In retrospect, I think the apology was most illuminating. I saw guys hit each other all the time. They never apologized. I don’t think it even occurred to them to do so. I think the moment that was mostly revealing, where I was most quintessentially female, was in that moment of apology, because it revealed an underlying unspoken rule: that as a female, you are not allowed to be aggressive.  I have followed that rule blindingly, without regard to context.  In the context of sparring, where people put on protective gear and expect to be hit, in fact need to be hit in order to improve, you are supposed to strike to learn. But my mental brakes were on, and completely unyielding, entirely irrational.  It was one of those rare flashes of introspection when I could see myself from afar, and realize: Ah, so this is a problem I didn’t know I had. I will probably have to get over this.

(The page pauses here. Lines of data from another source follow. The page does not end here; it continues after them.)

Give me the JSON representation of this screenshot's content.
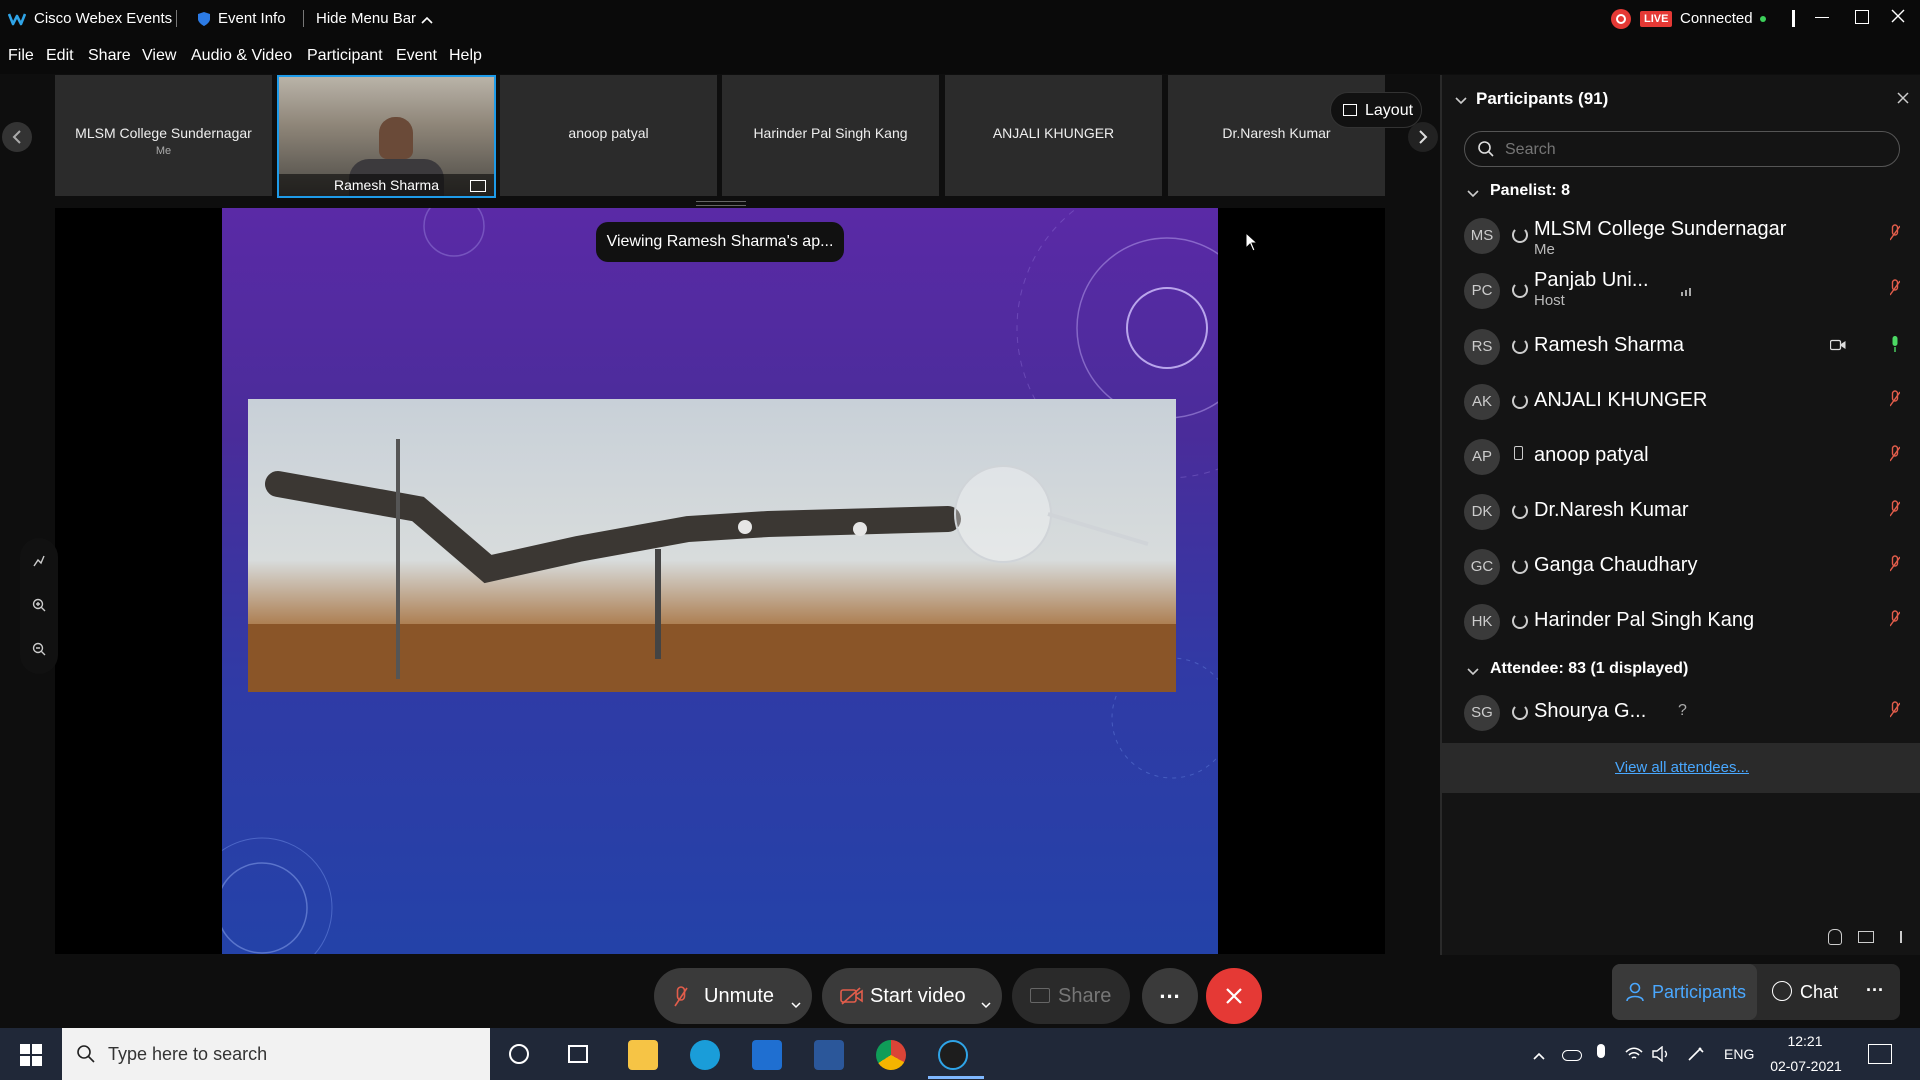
{
  "titlebar": {
    "app_name": "Cisco Webex Events",
    "event_info": "Event Info",
    "hide_menu": "Hide Menu Bar",
    "live_badge": "LIVE",
    "status": "Connected"
  },
  "menu": [
    "File",
    "Edit",
    "Share",
    "View",
    "Audio & Video",
    "Participant",
    "Event",
    "Help"
  ],
  "filmstrip": {
    "tiles": [
      {
        "name": "MLSM College Sundernagar",
        "sub": "Me"
      },
      {
        "name": "Ramesh Sharma",
        "sub": ""
      },
      {
        "name": "anoop patyal",
        "sub": ""
      },
      {
        "name": "Harinder Pal Singh Kang",
        "sub": ""
      },
      {
        "name": "ANJALI KHUNGER",
        "sub": ""
      },
      {
        "name": "Dr.Naresh Kumar",
        "sub": ""
      }
    ],
    "layout_label": "Layout"
  },
  "stage": {
    "viewing_label": "Viewing Ramesh Sharma's ap..."
  },
  "participants": {
    "title": "Participants (91)",
    "search_placeholder": "Search",
    "panelist_header": "Panelist: 8",
    "panelists": [
      {
        "initials": "MS",
        "name": "MLSM College Sundernagar",
        "sub": "Me"
      },
      {
        "initials": "PC",
        "name": "Panjab Uni...",
        "sub": "Host"
      },
      {
        "initials": "RS",
        "name": "Ramesh Sharma",
        "sub": ""
      },
      {
        "initials": "AK",
        "name": "ANJALI KHUNGER",
        "sub": ""
      },
      {
        "initials": "AP",
        "name": "anoop patyal",
        "sub": ""
      },
      {
        "initials": "DK",
        "name": "Dr.Naresh Kumar",
        "sub": ""
      },
      {
        "initials": "GC",
        "name": "Ganga Chaudhary",
        "sub": ""
      },
      {
        "initials": "HK",
        "name": "Harinder Pal Singh Kang",
        "sub": ""
      }
    ],
    "attendee_header": "Attendee: 83 (1 displayed)",
    "attendees": [
      {
        "initials": "SG",
        "name": "Shourya G...",
        "sub": "",
        "extra": "?"
      }
    ],
    "view_all": "View all attendees..."
  },
  "controls": {
    "unmute": "Unmute",
    "start_video": "Start video",
    "share": "Share",
    "more": "...",
    "participants_tab": "Participants",
    "chat_tab": "Chat"
  },
  "taskbar": {
    "search_placeholder": "Type here to search",
    "language": "ENG",
    "time": "12:21",
    "date": "02-07-2021"
  },
  "colors": {
    "live": "#e53935",
    "connected_dot": "#3ccf5a",
    "leave": "#e53935",
    "selected_tile_border": "#1e9be9",
    "link": "#49a8ff",
    "muted_mic": "#e25d4b",
    "active_mic": "#4cd964"
  }
}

This all sounds rather painful. In the short term, on a small scale, it is literally painful. The sore muscles from activities your body isn’t used to, the sore ego from having children able to beat you up.

And yet.

There’s been a lot of change I’ve embarked upon voluntarily lately, and I’ve been deeply uncomfortable every time. Please refer to the section on punching above, for reference.  I do things on instinct first, and figure out my motives afterward.  It’s easier that way.  I spend less time procrastinating, and more time diving in. It wasn’t until that random Steve Jobs quote that I was able to see the big picture.  I was caught up on small details: the sore muscles, the sore ego, apologizing for my existence, etc.  That is the small picture. On the larger scale, the whole process of immersing yourself (not dipping your toe into a class here and there) into something new and uncomfortable is deeply refreshing.  There’s a lightness that comes with it. I am expected to be bad, to kick like a duck and punch with limp wrists, and that is wonderful. Even though I’ve been going to class regularly, I still enjoy telling people I just started. If I manage to improve, even better.